Pot roast is probably the most common thing to fix in the crock pot. And I've tried it a few different ways. But once I found this recipe for Company Pot Roast, I'll never make it any other way. It's is awesome!
Company Pot Roast
1 (2-pound) boneless chuck roast, trimmed
1 1/2 Tbsp ground pepper
1 Tbsp vegetable oil
14 small red potatoes, quartered (about 2 pounds)
3 small onions, quartered
1 (16-ounce) package baby carrots
2 (10 1/2-ounce) cans French onion soup
1 (2.8-ounce) tube dried tomato paste
1/4 cup all-purpose flour
1/2 cup water
1. Rub both sides of roast with pepper. Brown roast on all sides in hot oil in a large, nonstick skillet over medium-high heat. Place roast in a 6-quart electric slow cooker.

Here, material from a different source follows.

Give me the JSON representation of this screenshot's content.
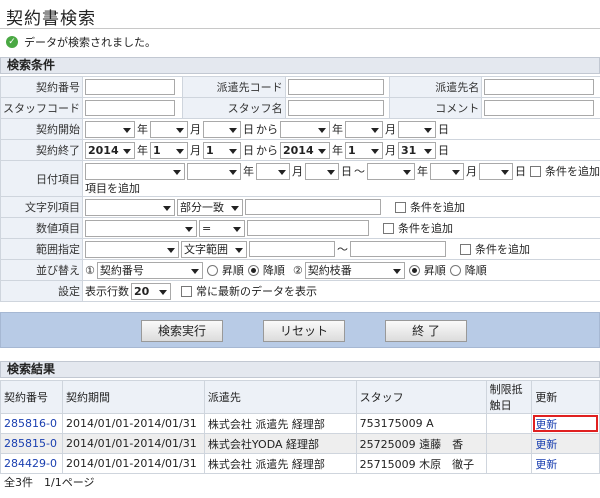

2. Arrange vegetables around roast. Combine soup and tomato paste in a small bowl, stirring with a wire whisk; pour evenly over roast and vegetables.
3. Cover and cook on HIGH 1 hour. Reduce to LOW, and cook 9 more hours or until roast and vegetables are tender. Remove roast and vegetables to a platter; cover and keep warm.
4. Pour drippings into a large skillet. Combine flour and water in a small bowl, whisking until smooth; gradually add to drippings in skillet. Bring to a boil; cook, stirring constantly, 10 minutes or until gravy is slightly thickened and bubbly. Serve gravy with roast and vegetables.